Subsequently, as a Post Doctoral Fellow, he has been working on problems related to optimization of wave front sensing devices, with particular interest in the question of vision. I am happy to see that in the phase, when he was in Dublin, in collaboration with his colleagues at the University of Dublin, he has succeeded in publishing interesting papers which combine theoretical work with numerical simulations and has worked on various types of wave front sensing questions.

It is interesting to note that the pyramid type wave front sensor that came out in this phase of work, is capable of doing wave front sensing without using movable parts and should be a very useful tool in opthalmology.

In the last two years these ideas could be further augmented and wave front sensing device could be conceived of that can follow changes temporally and is thus useful for cataract operations.

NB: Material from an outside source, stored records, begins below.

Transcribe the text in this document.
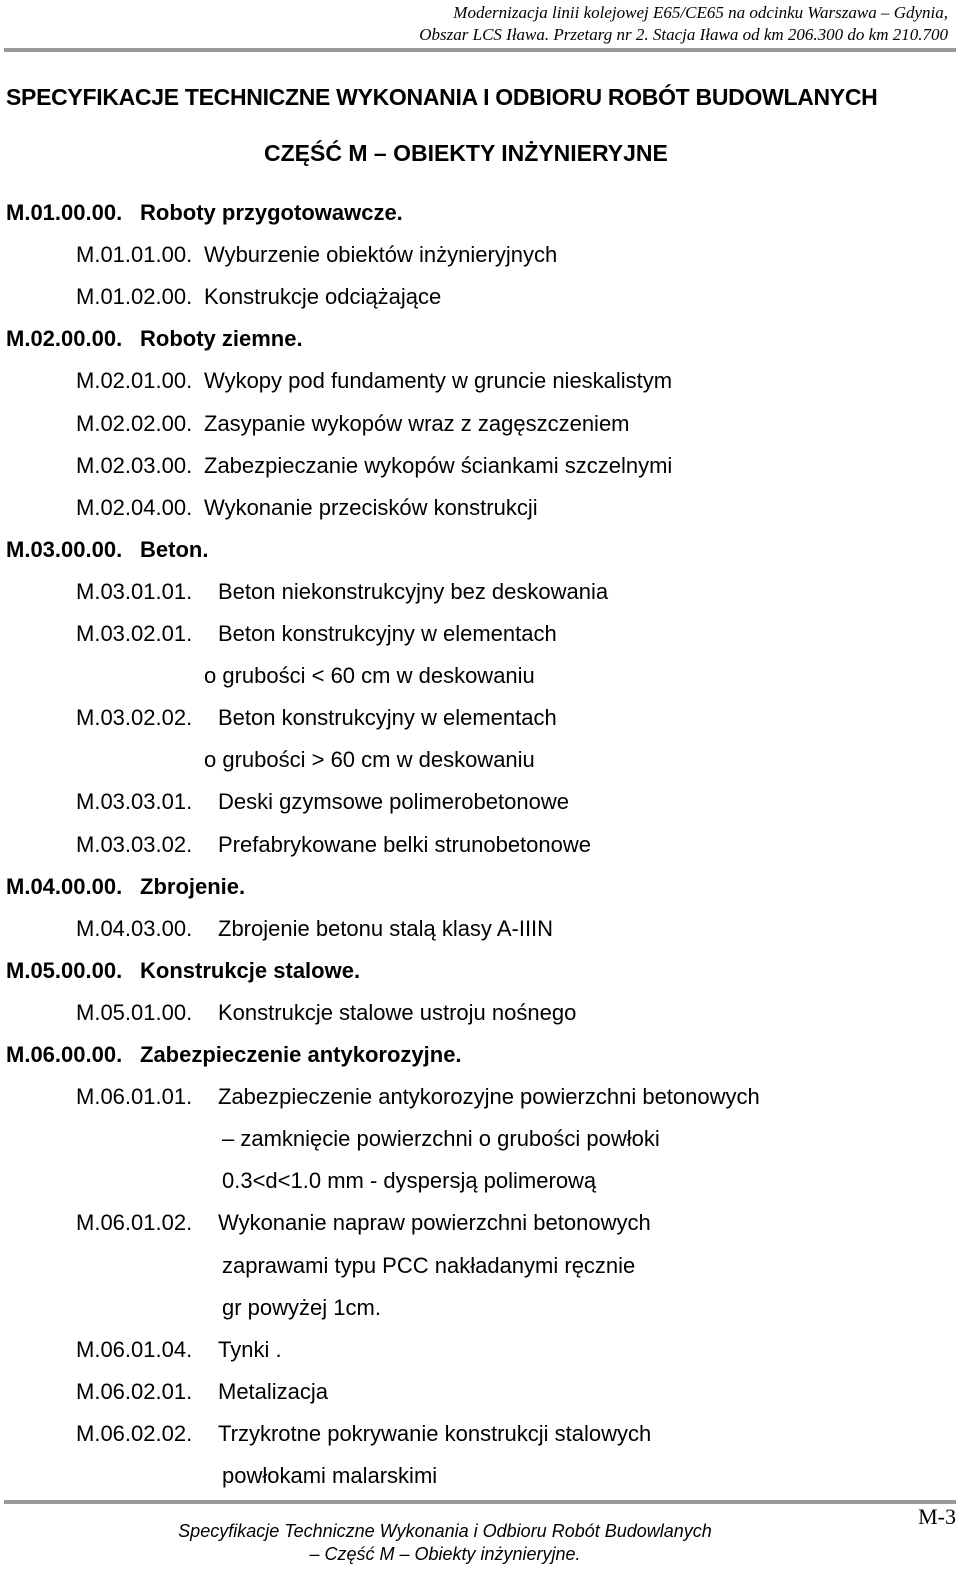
Modernizacja linii kolejowej E65/CE65 na odcinku Warszawa – Gdynia,
Obszar LCS Iława. Przetarg nr 2. Stacja Iława od km 206.300 do km 210.700
SPECYFIKACJE TECHNICZNE WYKONANIA I ODBIORU ROBÓT BUDOWLANYCH
CZĘŚĆ M – OBIEKTY INŻYNIERYJNE
M.01.00.00. Roboty przygotowawcze.
M.01.01.00. Wyburzenie obiektów inżynieryjnych
M.01.02.00. Konstrukcje odciążające
M.02.00.00. Roboty ziemne.
M.02.01.00. Wykopy pod fundamenty w gruncie nieskalistym
M.02.02.00. Zasypanie wykopów wraz z zagęszczeniem
M.02.03.00. Zabezpieczanie wykopów ściankami szczelnymi
M.02.04.00. Wykonanie przecisków konstrukcji
M.03.00.00. Beton.
M.03.01.01. Beton niekonstrukcyjny bez deskowania
M.03.02.01. Beton konstrukcyjny w elementach
o grubości < 60 cm w deskowaniu
M.03.02.02. Beton konstrukcyjny w elementach
o grubości > 60 cm w deskowaniu
M.03.03.01. Deski gzymsowe polimerobetonowe
M.03.03.02. Prefabrykowane belki strunobetonowe
M.04.00.00. Zbrojenie.
M.04.03.00. Zbrojenie betonu stalą klasy A-IIIN
M.05.00.00. Konstrukcje stalowe.
M.05.01.00. Konstrukcje stalowe ustroju nośnego
M.06.00.00. Zabezpieczenie antykorozyjne.
M.06.01.01. Zabezpieczenie antykorozyjne powierzchni betonowych
– zamknięcie powierzchni o grubości powłoki
0.3<d<1.0 mm - dyspersją polimerową
M.06.01.02. Wykonanie napraw powierzchni betonowych
zaprawami typu PCC nakładanymi ręcznie
gr powyżej 1cm.
M.06.01.04. Tynki .
M.06.02.01. Metalizacja
M.06.02.02. Trzykrotne pokrywanie konstrukcji stalowych
powłokami malarskimi
Specyfikacje Techniczne Wykonania i Odbioru Robót Budowlanych
– Część M – Obiekty inżynieryjne.
M-3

Computational work was always Vyas's strength and his understanding of the basic theoretical principles is sound enough to translate theoretical ideas into numerical codes. I am sure that his experience in Dublin and later in Madrid has helped him in enhancing the above skills and has also got him amply acquainted with laboratory work. It is particularly interesting to read their series, which uses the Liquid Crystal Light Modulator for the purpose of wave front detection. This forms the base for several innovations that have potential to follow and the Thorlabs opportunity should help Vyas to execute these ideas and also help the lab in the process.

Further, given an opportunity he will also be a good teacher, responsive to the requirements of the students. As we can see, he had taught in undergraduate level courses in Dublin and also helped in supervising two Ph.D. students.

Vyas is a person of friendly disposition and sensitive to the requirements of his fellow colleagues, which faculty and students alike, will appreciate. I have always found him to be realistic about the target and keeps to the time frame that he works out. This too is a qualification that has to be judged in assessing his candidature.

I strongly recommend him for the OSA Foundation fellowship that he has applied for work at the Thorlabs and wish him success.

S.ChatterjeeFormrely, Associate Professor,* Indian Institute of Astrophysics, Bangalore 560 034. INDIA.

* I have retired from the above post on 31.01.2014.

Present addess:303, Ganesh Residency55, 4th Main 13th CrossMalleswaram Bangalore 560003INDIA.